The Finnish start-up Solar Foods is developing a revolutionary new nutrient, which almost literally out of thin air. The protein, which is based on hydrogen and soil bacteria, will be in a position to compete with soy by as early as 2025 and will be ten times more efficient.
The food of the future?
By mixing bacteria with hydrogen, an unseen kind of flour is created that could become the food of the future. The idea originated with space food in the 1960's, but is now being put into practice for the first time at the Solar Foods lab in Helsinki.
Water is split into hydrogen particles using electrolysis; the end result is a yellowish protein flour, which is both flavourless and without odour. That is precisely the intention, because it can then be used for almost any kind of food. The developers see it as a possible basis for pasta and bread, as well as a possible replacement for palm oil in sauces, biscuits and more.
The powder, called Solein, could also play an extremely important role in the meat industry. By 2025, the producer expects to be able to match the cost price of soy, which makes it an interesting alternative to animal food. Even better for the environment and the over-exploited planet: the new protein could also serve as a basis for artificial meat or fish.
5.5 million euros raised
Since it requires almost no surface area and hardly any raw materials, the Finnish scientists believe their system is hyper efficient and sustainable. However, ready availability and cheap, renewable electricity are prerequisites, as electricity is a crucial part of the process. Solar Foods has already secured an initial investment round of 5.5 million euros for further development and commercialisation.

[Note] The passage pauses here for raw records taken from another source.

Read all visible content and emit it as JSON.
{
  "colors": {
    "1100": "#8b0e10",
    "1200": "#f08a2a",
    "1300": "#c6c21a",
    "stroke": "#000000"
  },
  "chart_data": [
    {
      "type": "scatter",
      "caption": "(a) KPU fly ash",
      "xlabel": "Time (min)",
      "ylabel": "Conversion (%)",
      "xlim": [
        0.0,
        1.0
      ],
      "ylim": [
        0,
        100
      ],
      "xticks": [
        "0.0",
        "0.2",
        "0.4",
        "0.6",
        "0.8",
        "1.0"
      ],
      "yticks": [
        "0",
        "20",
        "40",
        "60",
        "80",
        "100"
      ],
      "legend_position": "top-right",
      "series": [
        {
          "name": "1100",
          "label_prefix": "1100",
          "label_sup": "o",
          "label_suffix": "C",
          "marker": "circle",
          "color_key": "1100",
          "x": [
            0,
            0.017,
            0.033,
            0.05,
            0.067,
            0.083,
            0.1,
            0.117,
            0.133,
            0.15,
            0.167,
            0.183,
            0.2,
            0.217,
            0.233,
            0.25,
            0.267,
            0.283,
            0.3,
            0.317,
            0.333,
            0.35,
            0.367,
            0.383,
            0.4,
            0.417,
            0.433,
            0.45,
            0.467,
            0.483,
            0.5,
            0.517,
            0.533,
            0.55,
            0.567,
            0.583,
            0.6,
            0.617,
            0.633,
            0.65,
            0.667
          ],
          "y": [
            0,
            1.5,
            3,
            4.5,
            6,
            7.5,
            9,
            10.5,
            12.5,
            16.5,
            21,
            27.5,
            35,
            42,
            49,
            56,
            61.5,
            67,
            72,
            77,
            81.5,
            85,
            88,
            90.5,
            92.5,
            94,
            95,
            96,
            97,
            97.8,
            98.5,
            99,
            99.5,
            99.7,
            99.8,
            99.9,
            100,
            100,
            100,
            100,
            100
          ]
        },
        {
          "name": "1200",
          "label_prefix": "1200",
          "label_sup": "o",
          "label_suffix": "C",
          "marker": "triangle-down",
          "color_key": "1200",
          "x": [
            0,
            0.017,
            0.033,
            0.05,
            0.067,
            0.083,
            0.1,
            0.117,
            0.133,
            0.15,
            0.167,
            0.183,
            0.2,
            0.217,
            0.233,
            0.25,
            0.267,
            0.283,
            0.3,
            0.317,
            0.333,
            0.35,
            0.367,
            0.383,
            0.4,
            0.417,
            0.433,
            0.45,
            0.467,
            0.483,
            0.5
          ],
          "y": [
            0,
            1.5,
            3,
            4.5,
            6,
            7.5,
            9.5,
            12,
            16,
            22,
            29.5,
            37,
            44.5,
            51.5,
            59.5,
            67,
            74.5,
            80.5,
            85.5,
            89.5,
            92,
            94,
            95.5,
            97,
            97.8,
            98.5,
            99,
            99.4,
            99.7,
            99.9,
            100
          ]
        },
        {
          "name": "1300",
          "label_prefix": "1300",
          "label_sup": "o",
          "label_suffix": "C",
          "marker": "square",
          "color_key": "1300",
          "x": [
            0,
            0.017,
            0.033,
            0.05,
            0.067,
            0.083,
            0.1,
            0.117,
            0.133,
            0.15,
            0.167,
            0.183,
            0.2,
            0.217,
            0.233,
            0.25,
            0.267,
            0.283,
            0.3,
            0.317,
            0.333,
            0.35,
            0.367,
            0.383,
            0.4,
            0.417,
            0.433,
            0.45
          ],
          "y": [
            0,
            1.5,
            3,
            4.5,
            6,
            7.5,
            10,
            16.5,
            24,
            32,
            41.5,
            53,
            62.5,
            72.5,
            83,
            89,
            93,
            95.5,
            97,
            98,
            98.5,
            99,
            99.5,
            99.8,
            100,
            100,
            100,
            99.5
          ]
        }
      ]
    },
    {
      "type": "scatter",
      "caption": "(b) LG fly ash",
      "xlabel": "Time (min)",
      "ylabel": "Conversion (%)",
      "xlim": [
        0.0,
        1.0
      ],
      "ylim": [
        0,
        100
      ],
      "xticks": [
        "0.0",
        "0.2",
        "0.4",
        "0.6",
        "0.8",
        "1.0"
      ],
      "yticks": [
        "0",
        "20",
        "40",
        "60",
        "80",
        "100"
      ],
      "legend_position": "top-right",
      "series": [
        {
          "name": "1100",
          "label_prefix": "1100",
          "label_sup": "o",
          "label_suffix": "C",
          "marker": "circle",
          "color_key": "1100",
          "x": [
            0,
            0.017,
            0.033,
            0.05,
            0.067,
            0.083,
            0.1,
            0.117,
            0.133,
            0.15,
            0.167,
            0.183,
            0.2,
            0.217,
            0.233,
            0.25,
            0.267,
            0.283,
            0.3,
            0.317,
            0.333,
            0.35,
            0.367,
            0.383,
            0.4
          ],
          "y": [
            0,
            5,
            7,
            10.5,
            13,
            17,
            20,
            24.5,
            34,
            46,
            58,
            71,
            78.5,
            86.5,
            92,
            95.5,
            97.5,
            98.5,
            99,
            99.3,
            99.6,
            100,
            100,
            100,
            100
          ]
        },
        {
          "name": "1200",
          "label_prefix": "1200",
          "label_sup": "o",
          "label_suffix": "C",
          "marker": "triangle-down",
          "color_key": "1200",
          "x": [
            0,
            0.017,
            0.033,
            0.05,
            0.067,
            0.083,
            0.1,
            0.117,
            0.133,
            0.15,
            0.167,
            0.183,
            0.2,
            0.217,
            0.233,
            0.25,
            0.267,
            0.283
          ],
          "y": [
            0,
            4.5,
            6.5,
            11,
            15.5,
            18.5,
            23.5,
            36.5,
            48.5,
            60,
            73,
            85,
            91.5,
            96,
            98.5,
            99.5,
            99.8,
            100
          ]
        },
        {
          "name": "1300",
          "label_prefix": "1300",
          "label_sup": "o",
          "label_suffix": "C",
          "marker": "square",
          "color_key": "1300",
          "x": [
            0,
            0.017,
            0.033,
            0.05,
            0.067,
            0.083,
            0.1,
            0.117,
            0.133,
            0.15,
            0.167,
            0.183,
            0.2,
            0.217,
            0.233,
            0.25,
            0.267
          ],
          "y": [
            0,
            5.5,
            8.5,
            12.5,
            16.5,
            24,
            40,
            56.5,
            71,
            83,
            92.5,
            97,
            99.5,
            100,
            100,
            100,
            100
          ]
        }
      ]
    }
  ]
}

More and more frequently, scientists are turning to synthetic foods to address climate issues and increasing levels of food scarcity. Agriculture as we know it today is an important factor in the ongoing climate crisis,, researcher George Monbiot says in his documentary entitled Apocalypse Cow. We are therefore evolving towards 'farm-free' food - especially if, by 2035, synthetic food can indeed be ten times more efficient than photosynthesis and ten times cheaper than animal food.